Risiko cedera

Risiko cedera merupakan diagnosis keperawatan yang didefinisikan sebagai berisiko mengalami bahaya atau kerusakan fisik yang menyebabkan seseorang tidak lagi sepenuhnya sehat atau dalam kondisi baik.

Diagnosis ini diberi kode D.0136, masuk dalam kategori lingkungan, subkategori keamanan dan proteksi dalam Standar Diagnosis Keperawatan Indonesia (SDKI).

Dalam artikel ini, kita akan belajar diagnosis keperawatan risiko cedera secara komprehensif, namun dengan Bahasa sederhana agar lebih mudah dimengerti.
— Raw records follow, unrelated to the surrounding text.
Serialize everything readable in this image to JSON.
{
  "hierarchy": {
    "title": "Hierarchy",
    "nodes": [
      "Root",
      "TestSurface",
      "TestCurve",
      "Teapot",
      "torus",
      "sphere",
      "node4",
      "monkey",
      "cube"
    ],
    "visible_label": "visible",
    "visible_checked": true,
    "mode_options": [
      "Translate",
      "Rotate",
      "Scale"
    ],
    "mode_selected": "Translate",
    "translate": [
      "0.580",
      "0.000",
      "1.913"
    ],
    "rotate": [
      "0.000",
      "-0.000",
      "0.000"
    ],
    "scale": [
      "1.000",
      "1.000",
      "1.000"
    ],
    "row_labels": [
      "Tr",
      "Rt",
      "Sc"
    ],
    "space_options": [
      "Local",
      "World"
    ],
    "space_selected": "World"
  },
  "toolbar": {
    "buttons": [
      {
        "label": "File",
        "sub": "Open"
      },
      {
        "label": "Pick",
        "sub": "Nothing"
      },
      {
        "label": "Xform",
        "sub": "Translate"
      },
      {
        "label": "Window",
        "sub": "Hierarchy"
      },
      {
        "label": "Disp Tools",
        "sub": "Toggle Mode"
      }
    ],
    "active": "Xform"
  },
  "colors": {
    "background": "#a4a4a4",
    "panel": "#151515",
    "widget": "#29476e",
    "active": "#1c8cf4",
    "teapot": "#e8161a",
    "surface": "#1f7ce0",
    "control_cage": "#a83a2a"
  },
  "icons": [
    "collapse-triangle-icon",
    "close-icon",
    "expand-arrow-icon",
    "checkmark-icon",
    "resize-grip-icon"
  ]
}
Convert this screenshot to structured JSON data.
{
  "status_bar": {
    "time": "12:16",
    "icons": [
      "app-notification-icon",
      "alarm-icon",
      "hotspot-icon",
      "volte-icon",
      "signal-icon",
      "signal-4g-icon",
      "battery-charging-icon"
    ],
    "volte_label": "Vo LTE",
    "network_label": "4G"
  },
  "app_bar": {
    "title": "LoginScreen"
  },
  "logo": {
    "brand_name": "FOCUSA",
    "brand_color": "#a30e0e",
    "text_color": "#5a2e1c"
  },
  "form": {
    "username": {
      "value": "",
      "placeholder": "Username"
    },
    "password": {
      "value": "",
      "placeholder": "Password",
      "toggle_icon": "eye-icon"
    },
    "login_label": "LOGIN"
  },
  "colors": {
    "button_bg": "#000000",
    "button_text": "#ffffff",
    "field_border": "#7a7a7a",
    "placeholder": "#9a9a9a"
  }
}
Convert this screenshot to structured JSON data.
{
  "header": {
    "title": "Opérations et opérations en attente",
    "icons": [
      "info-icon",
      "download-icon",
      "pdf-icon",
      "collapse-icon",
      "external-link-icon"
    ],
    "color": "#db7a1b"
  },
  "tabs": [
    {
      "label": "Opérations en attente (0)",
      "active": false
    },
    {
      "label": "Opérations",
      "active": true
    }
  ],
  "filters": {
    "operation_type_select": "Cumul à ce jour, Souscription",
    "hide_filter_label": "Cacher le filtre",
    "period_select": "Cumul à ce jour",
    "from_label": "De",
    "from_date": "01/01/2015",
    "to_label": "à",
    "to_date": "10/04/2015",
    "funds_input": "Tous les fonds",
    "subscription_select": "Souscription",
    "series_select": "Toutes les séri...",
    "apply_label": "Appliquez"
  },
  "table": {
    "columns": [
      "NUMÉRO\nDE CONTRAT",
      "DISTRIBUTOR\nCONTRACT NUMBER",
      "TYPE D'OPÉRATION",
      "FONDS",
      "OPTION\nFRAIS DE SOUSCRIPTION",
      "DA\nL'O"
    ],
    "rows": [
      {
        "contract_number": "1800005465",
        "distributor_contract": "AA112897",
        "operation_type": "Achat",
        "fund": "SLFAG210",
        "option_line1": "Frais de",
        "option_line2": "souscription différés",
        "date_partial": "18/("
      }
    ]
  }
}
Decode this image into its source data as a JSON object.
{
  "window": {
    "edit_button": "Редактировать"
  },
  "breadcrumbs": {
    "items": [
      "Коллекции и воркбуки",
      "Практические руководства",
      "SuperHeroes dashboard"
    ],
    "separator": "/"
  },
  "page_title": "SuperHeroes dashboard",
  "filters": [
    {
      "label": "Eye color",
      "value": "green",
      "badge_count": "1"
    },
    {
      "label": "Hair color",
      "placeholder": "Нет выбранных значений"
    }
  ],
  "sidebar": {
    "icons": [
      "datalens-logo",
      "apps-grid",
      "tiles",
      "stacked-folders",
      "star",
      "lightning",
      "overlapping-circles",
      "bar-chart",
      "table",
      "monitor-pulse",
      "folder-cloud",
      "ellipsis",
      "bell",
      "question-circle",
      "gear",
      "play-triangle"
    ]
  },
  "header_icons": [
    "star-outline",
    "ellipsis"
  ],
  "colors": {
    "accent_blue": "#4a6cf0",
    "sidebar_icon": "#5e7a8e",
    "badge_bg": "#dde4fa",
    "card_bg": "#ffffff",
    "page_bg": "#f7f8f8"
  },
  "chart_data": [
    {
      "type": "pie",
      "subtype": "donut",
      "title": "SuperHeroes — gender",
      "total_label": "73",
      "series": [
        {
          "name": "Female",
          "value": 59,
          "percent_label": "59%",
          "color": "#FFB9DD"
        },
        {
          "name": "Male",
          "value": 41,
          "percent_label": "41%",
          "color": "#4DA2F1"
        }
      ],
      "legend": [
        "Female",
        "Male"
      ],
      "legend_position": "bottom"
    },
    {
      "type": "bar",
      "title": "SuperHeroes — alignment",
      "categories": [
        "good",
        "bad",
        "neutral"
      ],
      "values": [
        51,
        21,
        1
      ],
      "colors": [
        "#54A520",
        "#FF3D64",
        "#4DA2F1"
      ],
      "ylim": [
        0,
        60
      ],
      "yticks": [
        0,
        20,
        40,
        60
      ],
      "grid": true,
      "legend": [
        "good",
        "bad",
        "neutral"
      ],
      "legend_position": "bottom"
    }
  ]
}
Kita akan mempelajari faktor risiko yang harus muncul untuk dapat mengangkat diagnosis ini, bagaimana cara menulis diagnosis dan luaran, serta memilih intervensi utamanya.

Baca seluruh artikel atau lihat bagian yang anda inginkan pada daftar isi berikut:

Faktor Risiko

Faktor risiko adalah kondisi atau situasi yang dapat meningkatkan kerentanan pasien mengalami masalah Kesehatan.

Faktor risiko inilah yang digunakan oleh Perawat untuk mengisi bagian “dibuktikan dengan ….” pada struktur diagnosis keperawatan risiko.

Faktor risiko untuk masalah risiko cedera terbagi menjadi faktor risiko eksternal dan faktor risiko internal.

Faktor risiko eksternal cedera:

  1. Terpapar patogen
  2. Terpapar zat kimia toksik
  3. Terpapar agen nosokomial
  4. Ketidakamanan transportasi

Faktor risiko internal cedera:

  1. Ketidaknormalan profil darah
  2. Perubahan orientasi afektif
  3. Perubahan sensasi
  4. Disfungsi autoimun
  5. Disfungsi biokimia
  6. Hipoksia jaringan
  7. Kegagalan mekanisme pertahanan tubuh
  8. Malnutrisi
  9. Perubahan fungsi psikomotor
  10. Perubahan fungsi kognitif

Penulisan Diagnosis

Diagnosis ini merupakan diagnosis keperawatan risiko, yang berarti penulisannya menggunakan metode dua bagian, yaitu:

[masalah] + [faktor risiko]

Sehingga contoh penulisannya menjadi seperti ini:

Risiko cedera dibuktikan dengan terpapar agen nosokomial

Atau bila rumusannya kita disederhanakan, maka dapat menjadi:

Risiko cedera d.d terpapar agen nosokomial

Perhatikan:

  1. Masalah = Risiko cedera
  2. Faktor risiko = terpapar agen nosokomial
  3. d.d = dibuktikan dengan
  4. Diagnosis risiko tidak menggunakan berhubungan dengan (b.d) karena tidak memiliki etiologi.

Pelajari lebih rinci pada: “Cara menulis diagnosis keperawatan sesuai SDKI.”

Luaran (HYD)

Dalam Standar Luaran Keperawatan Indonesia (SLKI), luaran utama untuk diagnosis risiko cedera adalah “tingkat cedera menurun”.

Luaran tingkat cedera menurun diberi kode L.14136 dalam SLKI.

Tingkat cedera menurun berarti menurunnya keparahan dari cedera yang diamati atau dilaporkan.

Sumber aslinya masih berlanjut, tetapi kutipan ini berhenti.